Derivative-free Optimization¶
My children, the only true technology is nature. All the other forms of manmade technology are perversions.
—Ralph Bakshi, Wizards
Random Search¶
In this chapter, I would like to pinpoint in mathematical terms the ideas behind the numerical experiments with which this thesis is concerned. The following is far from a rigorous treatment, may seem pretentious or naive, and probably it is. Nonetheless, I think it’s helpful to have a mental model of the computations that are going to be performed.
As more thoroughly explained in the previous chapters, we are concerned with the calibration of the GEOtop hydrological model. Calibration means to find the values of the input parameters that one has to set to obtain the best possible overlapping between the outputs of a simulation and the experimental data.
“Overlapping” is not a precise term, but for the moment let’s suppose that we have a pure function, the cost function, which takes the value of the parameters as arguments, runs a simulation, and returns a real number representing the discrepancy with observations: higher values mean worst overlap, and 0 means perfection. We will consider only continuous parameters, and suppose that you can get arbitrarily small differences by evaluating the cost function with ” close enough” arguments, which we can image as points of the parameter/search space.
Therefore, we can model our cost function as lower bounded, continuous function f:D⊆Rn↦[0,+∞), where the search space D is compact such that we know that there exist one or more global minima. We should consider an extension of [0,+∞) that includes failing computations, when the model crashes or fails to converge, something like bottom in Haskell. Let’s forget about it though, and consider this information encoded in the domain D, within which our computation acts like a real mathematical function.
A black box optimizer is an iterator that at each step returns the approximate location of the minimum (referred to as recommendation or candidate), with increasing precision as the iterations go by. In this innocent statement lingers the assumption that it exists only one global minimum, assumption which for the moment we will ignore. In particular, we will consider only randomized algorithms which return a different sequence of points at each execution.

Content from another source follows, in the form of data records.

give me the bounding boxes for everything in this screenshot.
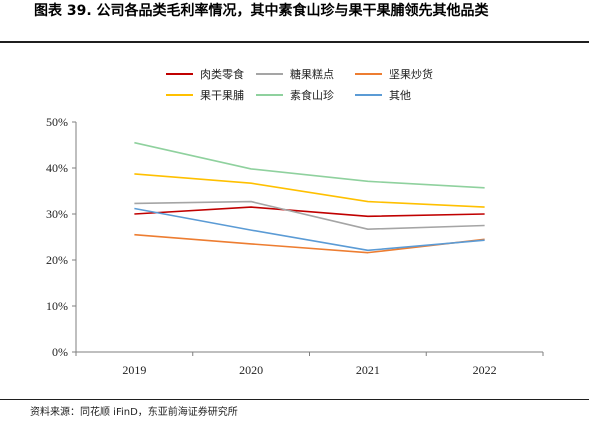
figure-title: 图表 39. 公司各品类毛利率情况，其中素食山珍与果干果脯领先其他品类 (34, 3, 489, 19)
x-tick-label: 2020 (239, 363, 263, 377)
y-tick-label: 50% (46, 115, 68, 129)
y-tick-label: 30% (46, 207, 68, 221)
bottom-rule (0, 399, 589, 400)
legend-label: 其他 (389, 89, 411, 102)
series-line-5 (134, 207, 485, 252)
series-line-1 (134, 200, 485, 230)
legend-label: 果干果脯 (200, 89, 244, 102)
x-tick-label: 2021 (356, 363, 380, 377)
series-line-0 (134, 206, 485, 218)
y-tick-label: 10% (46, 299, 68, 313)
chart-axes: 0% 10% 20% 30% 40% 50% 2019 2020 2021 2022 (46, 115, 544, 377)
x-tick-label: 2022 (473, 363, 497, 377)
source-note: 资料来源：同花顺 iFinD，东亚前海证券研究所 (30, 407, 238, 418)
series-line-4 (134, 141, 485, 189)
legend-label: 坚果炒货 (389, 67, 433, 81)
legend-label: 素食山珍 (290, 88, 334, 102)
series-line-2 (134, 233, 485, 254)
chart-series (134, 141, 485, 254)
x-tick-label: 2019 (122, 363, 146, 377)
top-rule (0, 41, 589, 43)
y-tick-label: 40% (46, 161, 68, 175)
legend-label: 肉类零食 (200, 67, 244, 81)
y-tick-label: 20% (46, 253, 68, 267)
series-line-3 (134, 173, 485, 208)
y-tick-label: 0% (52, 345, 68, 359)
legend-label: 糖果糕点 (290, 67, 334, 81)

Therefore, we can define an optimizer as a random process Xi:Ω↦D that gives better and better recommendations, that is ∀ω∈Ω.f(Xi(ω))≤f(Xi−1(ω)).
The first optimizer we consider is random search, in which we sample the search space uniformly at each step and recommend the best result to that point. Let Ui:Ω↦D a sequence of iid random variables uniformly distributed on D (that is compact, hence has finite Lebesgue measure), then we can define the random search Xi as follows
In this way, the sequence of losses Yi=f(Xi) (which are random variables themselves) is point-wise monotonically decreasing, so it converges point-wise to a random variable Y=limi→∞Yi. It is easy to show that Y=minx∈Df(x) almost everywhere.
Evolutionary Algorithms¶
Random search doesn’t perform poorly at all in the long run, and, if we could wait forever and sample infinite points of the search space, it would be a good option. Therefore, when we ask another optimizer X′i to “outperform random search” what we mean is that, on average, we want smaller losses Y′i after a finite number of steps: E[Y′i]≤E[Yi].

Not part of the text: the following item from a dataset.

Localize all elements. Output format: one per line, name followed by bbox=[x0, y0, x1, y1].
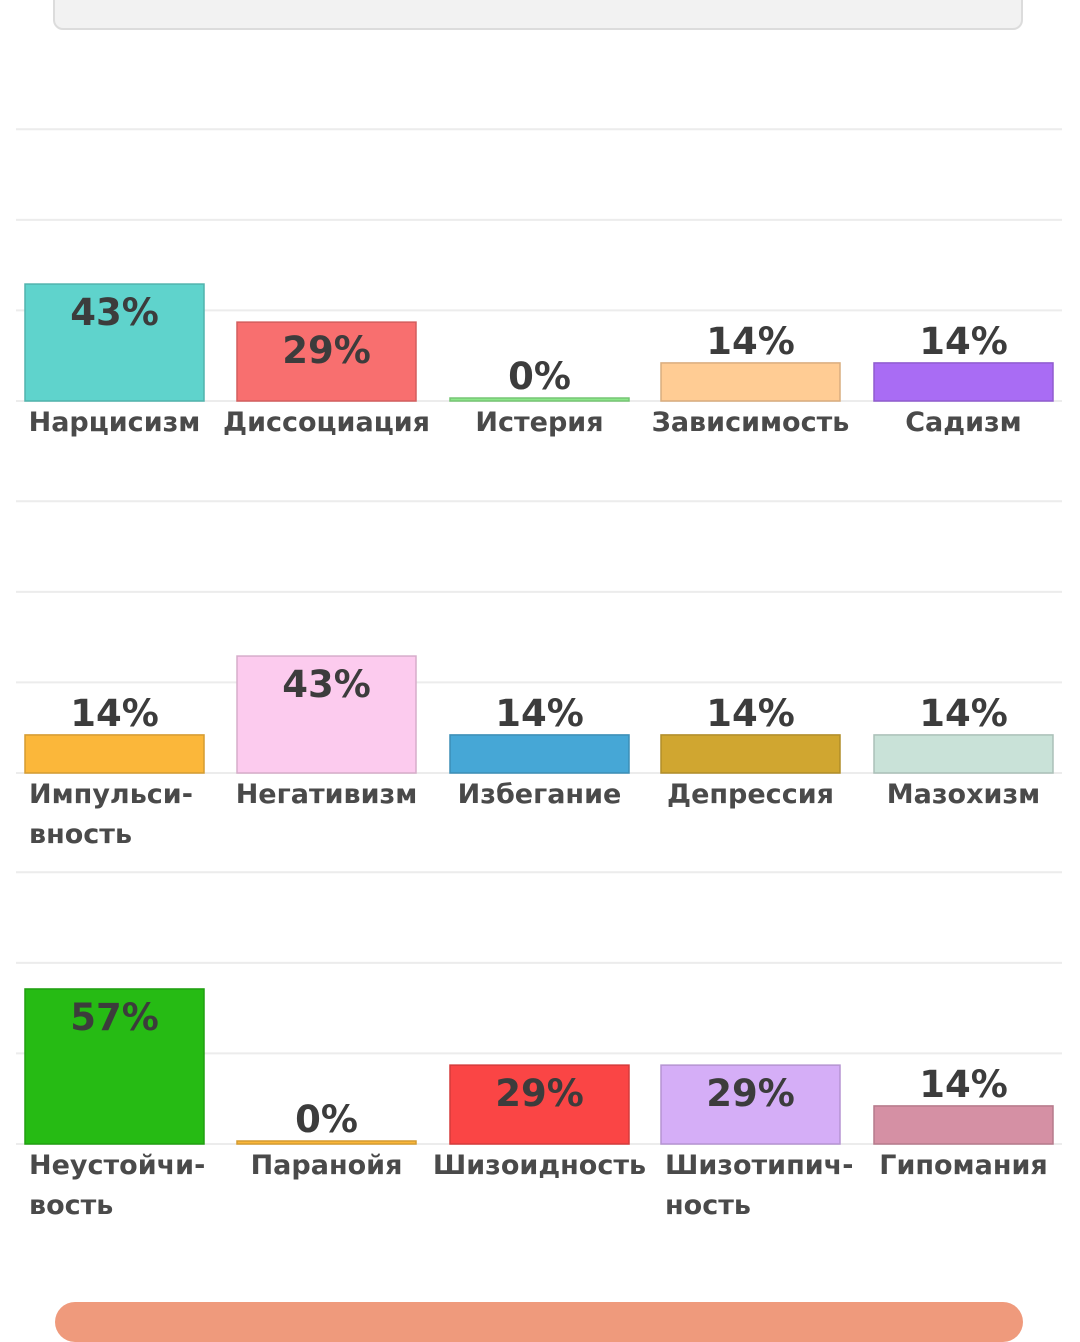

To this purpose, other optimizers use a more refined strategy. At each step, they sample from random variables U′i whose distribution is inferred from previous steps, and which usually converge to some a posteriori U′. In this way, these algorithms super-sample the region of the search space where, based on their assumptions, it is more probable to find a global minimum and accelerate the convergence of the best candidate X′i. It is crucial to note that while they focus on a particular minimum (global or local), they subsample the rest of the search space.
In other words, if a heuristic algorithm converges, usually it does rapidly to a minimum and then sits there, with minimal chances to discover different minima. Therefore, these algorithms typically have a parameter that can be tweaked to explore more the search space but which slows convergence: exploration vs exploitation.
Evolutionary algorithm is a broad term applicable to a large collections of heuristic optimization algorithms inspired by biological evolution or other biological processes, as in Particle Swarm Optimization. An evolutionary algorithm starts by drawing a set of random points of the search space, the so-called individuals, with some a priori distribution, and then repeat the process using a modified distribution, which takes into account the losses of the individuals. Each iteration is called a generation, and the individuals of a generation are the population.
In general, the population size behave as the parameter described above, allowing more or less exploration of the search space. The main difference between an evolutionary algorithm and another is how random variables from which individuals of a generation are drawn depend on the ones of the previous generation. The crucial point is that individuals of the same generation are independent one another.